Was walking in front of the Eaton Centre the other day when a nutjob on the street called out to me and asked:
“Hey brother, are you married?”
I replied that I wasn’t, at which point he started screaming that I was “a sinner and that I was going to hell.”
I’m not sure when being a single 26-year-old became a sin and grounds for eternal damnation, but I sure didn’t get the memo on that one.
Over the past summer, three of my really close friends got married. In the next three weeks, another two people who have been significant in my life are about to tie the knot. There are wedding bells ringing everywhere. Which reminded me of a great post on marriage that I found on Anil’s blog the other day.
In his post, Anil speaks about how marriage continues to get a bad rap in popular culture:
I feel like I got hoodwinked as a single guy because I heard marriage described so often as some cross between a prison, being grounded as a misbehaving teen, and being castrated. I don’t doubt that lots of people make mistakes in who they marry, and I am not trying to be a pollyanna about the very real fact that a successful marriage takes a lot of dedicated effort, or that some people just can’t make it work even with their best efforts. But most marriages work, even if the people who don’t get it quite right end up being a lot louder about it.
He goes on to talk about Proposition 8 and why voting no on the proposition was the right thing to do:
It is now a historical inevitability that our country will legalize marriage for all couples. Though the fight is particularly polarized right now, and we will naturally face serious setbacks on the way to civil rights for all, I believe the time is close. As we saw in the fight against interracial marriages, the forces against progress are most extreme and invested right when they realize that history is against them.

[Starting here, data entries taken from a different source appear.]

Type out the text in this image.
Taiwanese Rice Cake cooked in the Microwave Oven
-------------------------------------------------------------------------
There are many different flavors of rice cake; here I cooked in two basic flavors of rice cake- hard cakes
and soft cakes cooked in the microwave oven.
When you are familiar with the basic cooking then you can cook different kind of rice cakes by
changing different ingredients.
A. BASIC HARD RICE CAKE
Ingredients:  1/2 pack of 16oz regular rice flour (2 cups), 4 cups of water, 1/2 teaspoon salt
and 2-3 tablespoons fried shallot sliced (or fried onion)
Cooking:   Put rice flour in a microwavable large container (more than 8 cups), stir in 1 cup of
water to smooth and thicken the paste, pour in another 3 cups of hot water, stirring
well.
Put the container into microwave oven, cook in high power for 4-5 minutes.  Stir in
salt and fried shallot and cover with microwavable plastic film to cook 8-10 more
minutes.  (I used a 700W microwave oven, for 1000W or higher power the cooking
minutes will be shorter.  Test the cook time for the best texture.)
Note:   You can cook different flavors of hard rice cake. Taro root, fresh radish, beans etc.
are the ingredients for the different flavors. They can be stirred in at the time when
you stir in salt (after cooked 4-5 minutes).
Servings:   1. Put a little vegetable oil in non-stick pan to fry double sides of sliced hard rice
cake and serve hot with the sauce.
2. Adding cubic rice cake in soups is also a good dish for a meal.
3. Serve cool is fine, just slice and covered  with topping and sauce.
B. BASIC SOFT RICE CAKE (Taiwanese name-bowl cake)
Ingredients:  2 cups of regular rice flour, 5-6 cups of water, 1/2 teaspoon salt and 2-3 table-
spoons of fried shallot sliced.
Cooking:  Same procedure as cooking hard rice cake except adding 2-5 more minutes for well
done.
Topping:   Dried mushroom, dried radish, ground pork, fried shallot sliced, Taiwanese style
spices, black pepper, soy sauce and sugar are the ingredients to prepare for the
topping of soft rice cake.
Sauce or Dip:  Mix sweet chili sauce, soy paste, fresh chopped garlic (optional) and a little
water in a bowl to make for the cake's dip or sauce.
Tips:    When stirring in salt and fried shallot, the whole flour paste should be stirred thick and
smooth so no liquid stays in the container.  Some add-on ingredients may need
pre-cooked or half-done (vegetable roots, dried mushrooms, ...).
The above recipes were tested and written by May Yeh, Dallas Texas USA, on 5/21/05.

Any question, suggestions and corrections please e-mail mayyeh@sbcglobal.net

Which got me thinking: as an umarried straight man in Canada, why was I so upset that people voted yes on Proposition 8 in California?
I came up with two basic reasons. The first is intrinsically tied to basic human rights. However you feel about homosexuality or marriage in general, it is fundamentally wrong to deny a civil liberty to only one group of people without any compelling and substantial reason. Denying the right to marriage for gay couples and allowing it for other couples makes about as much sense as denying the right to sit on park benches to people who have blue eyes. (Yeah, I’m not sure where that analogy came from either, but it works.)
The second reason — and here’s where you’re allowed to be surprised — is that I think that marriage is one of the most beautiful social institutions that exists in our culture.
I’ll allow you to catch your breath. Yes, I’m the same guy that goes around saying that marriage isn’t for me and that in its anthropological essence, marriage is nothing but an economic contract. I still believe that, to an extent.
But in all honesty, it’s impossible not to be completely enamored with the whole concept of marriage: that two people can feel so strongly drawn to each other that they are willing to devote themselves to each other for life — or at least try to do just that. There’s so much beauty in that whole idea that I’m tearing up just writing about it now.
Plus, I’m a sucker for a good love story.
Denying someone the right to engage in one of the most beautiful acts of devotion just because their sexual orientation is different than yours is not only wrong, but cruel and heartless. People that voted yes to Proposition 8 may think that they’re exercising their political opinion, but instead, they’re just demonstrating that the world is still capable of immense callousness and lack of compassion. And that’s just sad.
One more quote by Anil before I sign off:
Denying the right of marriage to any of us attacks and disrespects the institution of marriage for all of us. As it turns out, marriage is worth defending, no matter what you might see on TV.
With that, I’m wishing both Julia & Adam and Ami & Rohan congratulations on their upcoming weddings. Thanks for continuing to fill my life with the hope that love and selflessness still exist.